3 files changed, 60 insertions, 3 deletions
diff --git a/dtrain/dtrain.cc b/dtrain/dtrain.cc
index ca5f0c5e..448e639c 100644
--- a/dtrain/dtrain.cc
+++ b/dtrain/dtrain.cc
@@ -26,6 +26,8 @@ dtrain_init(int argc, char** argv, po::variables_map* cfg)
     ("select_weights", po::value<string>()->default_value("last"), "output 'best' or 'last' weights ('VOID' to throw away)")
     ("keep_w",         po::value<bool>()->zero_tokens(),                              "protocol weights for each iteration")
     ("unit_weight_vector", po::value<bool>()->zero_tokens(),                       "Rescale weight vector after each input")
+    ("l1_reg",         po::value<string>()->default_value("no"),         "apply l1 regularization as in Tsuroka et al 2010")
+    ("l1_reg_strength", po::value<weight_t>(),                                                 "l1 regularization strength")
 #ifdef DTRAIN_LOCAL
     ("refs,r",         po::value<string>(),                                                      "references in local mode")
 #endif
@@ -155,13 +157,25 @@ main(int argc, char** argv)
 
   // init weights
   vector<weight_t>& dense_weights = decoder.CurrentWeightVector();
-  SparseVector<weight_t> lambdas;
+  SparseVector<weight_t> lambdas, cumulative_penalties;
   if (cfg.count("input_weights")) Weights::InitFromFile(cfg["input_weights"].as<string>(), &dense_weights);
   Weights::InitSparseVector(dense_weights, &lambdas);
 
   // meta params for perceptron, SVM
   weight_t eta = cfg["learning_rate"].as<weight_t>();
   weight_t gamma = cfg["gamma"].as<weight_t>();
+  // l1 regularization
+  bool l1naive = false;
+  bool l1clip = false;
+  bool l1cumul = false;
+  weight_t l1_reg = 0;
+  if (cfg["l1_reg"].as<string>() != "no") {
+    string s = cfg["l1_reg"].as<string>();
+    if (s == "naive") l1naive = true;
+    else if (s == "clip") l1clip = true;
+    else if (s == "cumul") l1cumul = true;
+    l1_reg = cfg["l1_reg_strength"].as<weight_t>();
+  }
 
   // output
   string output_fn = cfg["output"].as<string>();
@@ -388,6 +402,41 @@ main(int argc, char** argv)
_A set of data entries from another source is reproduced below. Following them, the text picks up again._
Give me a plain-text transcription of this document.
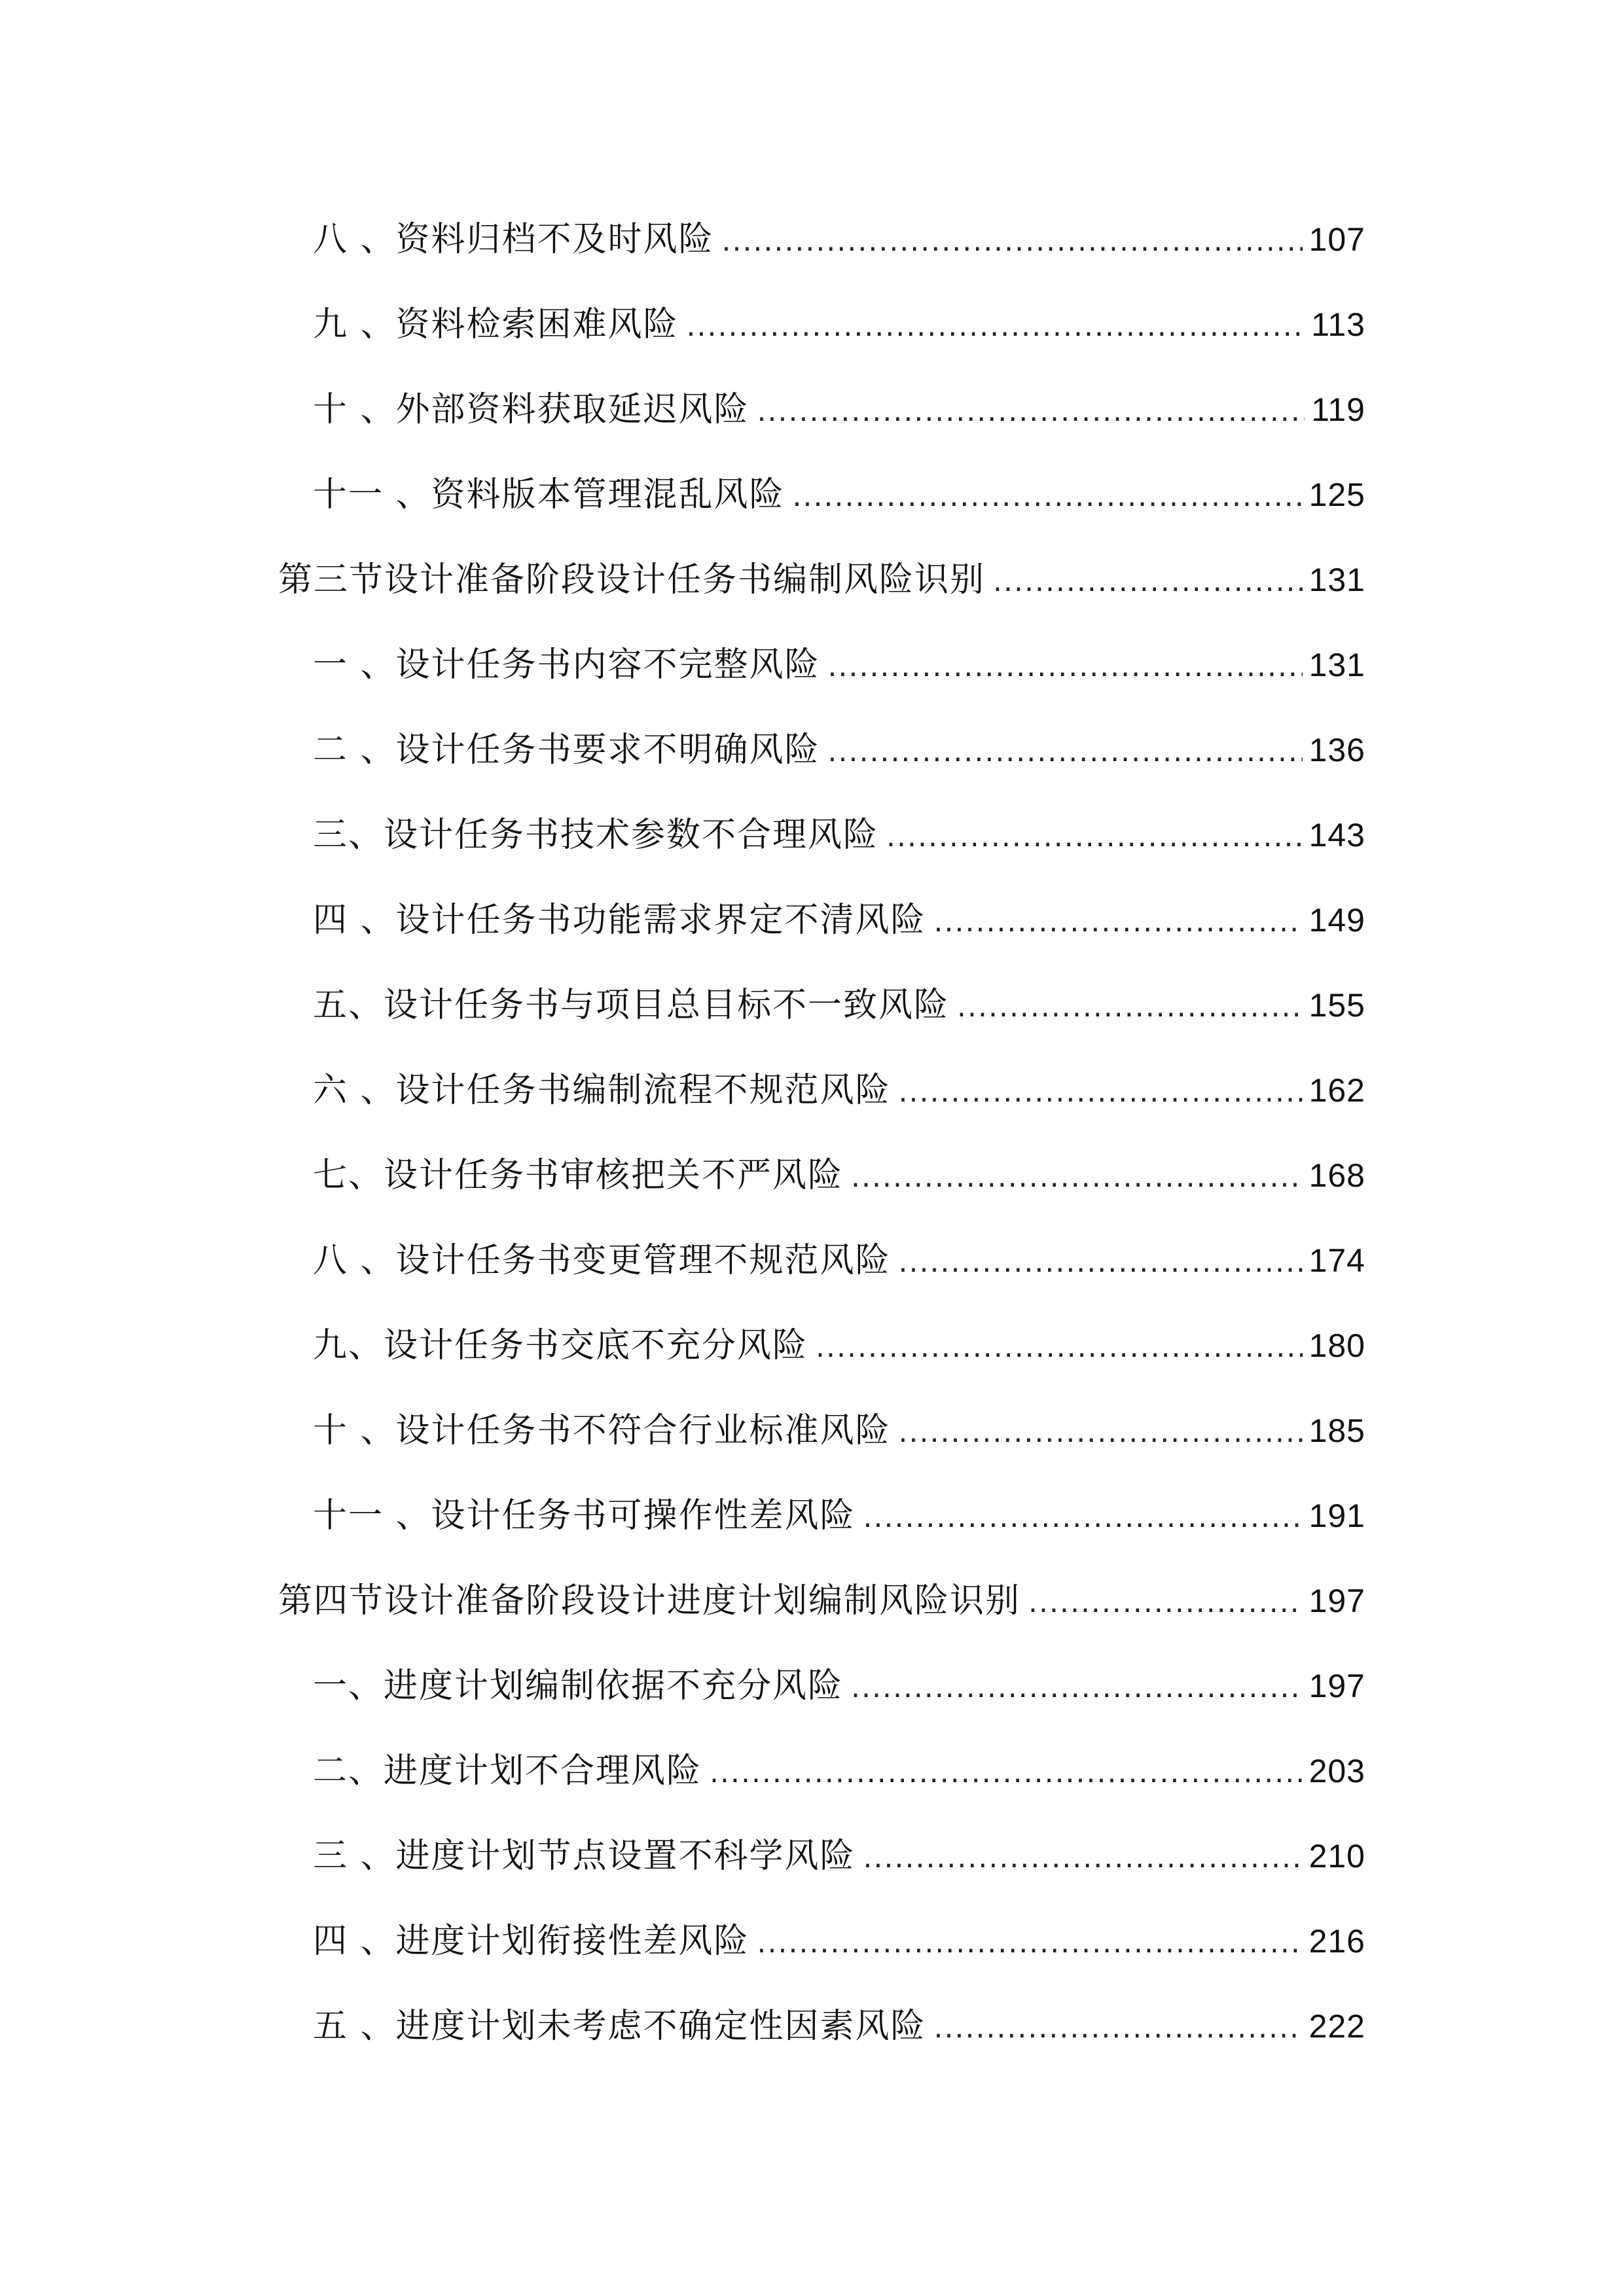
八 、资料归档不及时风险 .....	107
九 、资料检索困难风险 .....	113
十 、外部资料获取延迟风险 .....	119
十一 、资料版本管理混乱风险 .....	125
第三节设计准备阶段设计任务书编制风险识别 .....	131
一 、设计任务书内容不完整风险 .....	131
二 、设计任务书要求不明确风险 .....	136
三、设计任务书技术参数不合理风险 .....	143
四 、设计任务书功能需求界定不清风险 .....	149
五、设计任务书与项目总目标不一致风险 .....	155
六 、设计任务书编制流程不规范风险 .....	162
七、设计任务书审核把关不严风险 .....	168
八 、设计任务书变更管理不规范风险 .....	174
九、设计任务书交底不充分风险 .....	180
十 、设计任务书不符合行业标准风险 .....	185
十一 、设计任务书可操作性差风险 .....	191
第四节设计准备阶段设计进度计划编制风险识别 .....	197
一、进度计划编制依据不充分风险 .....	197
二、进度计划不合理风险 .....	203
三 、进度计划节点设置不科学风险 .....	210
四 、进度计划衔接性差风险 .....	216
五 、进度计划未考虑不确定性因素风险 .....	222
           lambdas.plus_eq_v_times_s(lambdas, -2*gamma*eta*(1./npairs));
         }
       }
+
+      // reset cumulative_penalties after 1 iter? 
+      // do this only once per INPUT (not per pair)
+      if (l1naive) {
+        for (unsigned d = 0; d < lambdas.size(); d++) {
+          weight_t v = lambdas.get(d);
+          lambdas.set_value(d, v - sign(v) * l1_reg);
+        }
+      } else if (l1clip) {
+        for (unsigned d = 0; d < lambdas.size(); d++) {
+          if (lambdas.nonzero(d)) {
+            weight_t v = lambdas.get(d);
+            if (v > 0) {
+              lambdas.set_value(d, max(0., v - l1_reg));
+            } else {
+              lambdas.set_value(d, min(0., v + l1_reg));
+            }
+          }
+        }
+      } else if (l1cumul) {
+        weight_t acc_penalty = (ii+1) * l1_reg; // ii is the index of the current input 
+        for (unsigned d = 0; d < lambdas.size(); d++) {
+          if (lambdas.nonzero(d)) {
+            weight_t v = lambdas.get(d);
+            weight_t penalty = 0;
+            if (v > 0) {
+              penalty = max(0., v-(acc_penalty + cumulative_penalties.get(d)));
+            } else {
+              penalty = min(0., v+(acc_penalty - cumulative_penalties.get(d)));
+            }
+            lambdas.set_value(d, penalty);
+            cumulative_penalties.set_value(d, cumulative_penalties.get(d)+penalty);
+          }
+        }
+      }
     }
 
     if (unit_weight_vector && sample_from == "forest") lambdas /= lambdas.l2norm();
diff --git a/dtrain/dtrain.h b/dtrain/dtrain.h
index 84f3f1f5..cfc3f460 100644
--- a/dtrain/dtrain.h
+++ b/dtrain/dtrain.h
@@ -85,5 +85,11 @@ inline void printWordIDVec(vector<WordID>& v)
   }
 }
 
+template<typename T>
+inline T sign(T z) {
+  if (z == 0) return 0;
+  return z < 0 ? -1 : +1;
+}
+
 #endif
 
diff --git a/dtrain/test/example/dtrain.ini b/dtrain/test/example/dtrain.ini
index 95eeb8e5..900878a5 100644
--- a/dtrain/test/example/dtrain.ini
+++ b/dtrain/test/example/dtrain.ini
@@ -6,11 +6,13 @@ epochs=20
 input=test/example/nc-1k-tabs.gz
 scorer=stupid_bleu
 output=weights.gz
-stop_after=10
+stop_after=100
 sample_from=forest
 pair_sampling=108010
 select_weights=VOID
 print_weights=Glue WordPenalty LanguageModel LanguageModel_OOV PhraseModel_0 PhraseModel_1 PhraseModel_2 PhraseModel_3 PhraseModel_4 PassThrough
 tmp=/tmp
-unit_weight_vector=true
+#unit_weight_vector=
 keep_w=true
+#l1_reg=clip
+#l1_reg_strength=0.00001